Violence or threats of violence to staff and patients at the Launceston General Hospital are occurring at higher rates than previously, according to government figures, that show 842 code blacks called in the last three years.
Hospital staff call code blacks when acts of violence or aggression are viewed as a threat to personal safety and require assistance.
Right to Information figures show 315 code blacks were called at the LGH in 2017, and by September this year 302 code blacks had been called.
Health officials attribute the rise to a change in hospital policy, where staff are now being trained to call code blacks earlier than they would have previously.
ANMF Tasmania branch secretary Emily Shepard said such training has not been rolled out to all staff in the health system.
“It is probably a little bit ‘rose coloured glasses’ to say this training has resulted in increased code blacks. I think it is more patient demographic,” she said.
“What we are now seeing, particularly with an ageing population, is more patients with delirium, who are based in our general medical surgical wards, potentially increasing the need for code blacks.”
Health and Community Services Union assistant secretary Robbie Moore said the code black rise was not connected to procedural change.
“Members are saying code blacks have increased due to the increasing numbers of patients presenting at the hospital ... all facets of the health system are seeing increased demand, and some of those cases are more likely to end up in code black situations.”
Mr Moore said increasing code blacks at Northside - 47 called in 2017 and 93 called in the first eight months of 2018 - could be explained by a no-search policy.
“Staff are not allowed to search people when they are admitted into the ward, and that is causing a major safety risk, where patients admitted on the ward have been found to have weapons,” he said.
Tasmanian Health Service chief officer Suzanne McCavanagh said staff are being trained to call code blacks earlier as a precautionary and preventative measure.

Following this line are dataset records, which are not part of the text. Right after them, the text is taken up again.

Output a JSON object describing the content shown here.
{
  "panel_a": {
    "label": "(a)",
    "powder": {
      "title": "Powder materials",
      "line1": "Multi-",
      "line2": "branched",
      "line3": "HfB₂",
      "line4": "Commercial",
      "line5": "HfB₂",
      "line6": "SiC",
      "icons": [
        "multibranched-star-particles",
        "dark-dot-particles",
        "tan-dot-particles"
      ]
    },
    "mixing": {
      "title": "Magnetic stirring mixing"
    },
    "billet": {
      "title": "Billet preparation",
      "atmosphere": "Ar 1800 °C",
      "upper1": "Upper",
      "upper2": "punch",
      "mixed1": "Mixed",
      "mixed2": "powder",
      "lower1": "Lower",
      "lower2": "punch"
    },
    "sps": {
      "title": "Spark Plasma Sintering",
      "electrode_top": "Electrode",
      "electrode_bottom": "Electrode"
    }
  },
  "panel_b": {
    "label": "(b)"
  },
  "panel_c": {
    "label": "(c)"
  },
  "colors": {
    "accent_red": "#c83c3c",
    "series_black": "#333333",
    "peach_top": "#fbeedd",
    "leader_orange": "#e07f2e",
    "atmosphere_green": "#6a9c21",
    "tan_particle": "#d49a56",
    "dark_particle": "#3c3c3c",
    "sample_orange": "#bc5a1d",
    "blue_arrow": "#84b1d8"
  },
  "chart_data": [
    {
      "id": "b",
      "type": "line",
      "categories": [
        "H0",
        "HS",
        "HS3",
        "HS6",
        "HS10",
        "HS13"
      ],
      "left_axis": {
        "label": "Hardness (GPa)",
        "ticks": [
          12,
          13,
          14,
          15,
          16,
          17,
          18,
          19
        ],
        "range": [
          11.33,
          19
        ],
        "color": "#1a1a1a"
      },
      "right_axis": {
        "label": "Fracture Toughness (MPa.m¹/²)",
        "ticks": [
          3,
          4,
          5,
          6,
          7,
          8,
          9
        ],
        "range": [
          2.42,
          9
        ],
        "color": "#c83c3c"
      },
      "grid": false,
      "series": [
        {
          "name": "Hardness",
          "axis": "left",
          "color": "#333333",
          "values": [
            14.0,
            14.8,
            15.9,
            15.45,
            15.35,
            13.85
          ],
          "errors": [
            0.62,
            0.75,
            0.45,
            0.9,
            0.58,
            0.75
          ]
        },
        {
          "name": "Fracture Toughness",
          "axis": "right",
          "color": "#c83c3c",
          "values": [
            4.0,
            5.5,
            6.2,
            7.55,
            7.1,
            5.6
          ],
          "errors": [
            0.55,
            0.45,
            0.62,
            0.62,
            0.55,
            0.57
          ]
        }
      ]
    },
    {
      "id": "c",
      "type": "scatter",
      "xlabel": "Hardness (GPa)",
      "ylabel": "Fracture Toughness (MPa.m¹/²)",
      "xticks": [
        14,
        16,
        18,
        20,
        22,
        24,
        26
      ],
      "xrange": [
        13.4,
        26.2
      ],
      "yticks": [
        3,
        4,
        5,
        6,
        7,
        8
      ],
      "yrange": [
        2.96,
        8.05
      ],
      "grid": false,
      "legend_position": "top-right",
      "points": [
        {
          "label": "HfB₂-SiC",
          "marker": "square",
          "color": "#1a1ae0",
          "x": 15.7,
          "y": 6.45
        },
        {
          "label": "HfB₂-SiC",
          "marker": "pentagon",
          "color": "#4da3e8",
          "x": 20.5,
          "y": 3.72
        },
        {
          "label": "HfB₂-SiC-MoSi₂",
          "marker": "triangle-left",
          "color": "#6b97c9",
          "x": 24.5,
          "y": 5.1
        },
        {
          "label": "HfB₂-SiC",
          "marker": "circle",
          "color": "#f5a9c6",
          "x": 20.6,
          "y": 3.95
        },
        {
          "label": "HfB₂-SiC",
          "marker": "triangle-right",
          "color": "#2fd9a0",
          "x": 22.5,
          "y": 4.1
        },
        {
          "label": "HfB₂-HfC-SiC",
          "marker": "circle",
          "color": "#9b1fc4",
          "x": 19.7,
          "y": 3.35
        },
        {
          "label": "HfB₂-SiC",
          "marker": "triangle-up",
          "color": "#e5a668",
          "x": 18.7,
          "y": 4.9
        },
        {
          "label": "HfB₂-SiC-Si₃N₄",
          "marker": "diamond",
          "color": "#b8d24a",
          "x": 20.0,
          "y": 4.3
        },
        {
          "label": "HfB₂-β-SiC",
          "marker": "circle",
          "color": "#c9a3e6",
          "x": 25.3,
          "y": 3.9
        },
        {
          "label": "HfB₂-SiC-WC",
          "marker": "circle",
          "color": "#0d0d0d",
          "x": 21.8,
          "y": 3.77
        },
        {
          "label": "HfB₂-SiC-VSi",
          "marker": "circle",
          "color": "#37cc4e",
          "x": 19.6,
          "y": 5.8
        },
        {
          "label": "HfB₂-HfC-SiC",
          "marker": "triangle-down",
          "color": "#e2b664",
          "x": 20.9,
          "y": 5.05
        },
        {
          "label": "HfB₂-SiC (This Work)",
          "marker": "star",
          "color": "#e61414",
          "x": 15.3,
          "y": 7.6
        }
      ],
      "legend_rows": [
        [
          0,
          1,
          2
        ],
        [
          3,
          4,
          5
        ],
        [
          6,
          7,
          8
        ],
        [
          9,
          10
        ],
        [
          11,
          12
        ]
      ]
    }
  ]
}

“Part of this involves an increased and better coordinated approach to training with respect to de-escalation and code black protocols where staff may feel that their personal safety is under threat,” she said.
“Earlier intervention in an aggressive event can result in an increase in code blacks being called and improves patient and staff safety. Increases in code blacks do not necessarily correlate with an increase in violent or aggressive events.”
She said all staff would receive de-escalation training via the new occupational and violence aggression unit.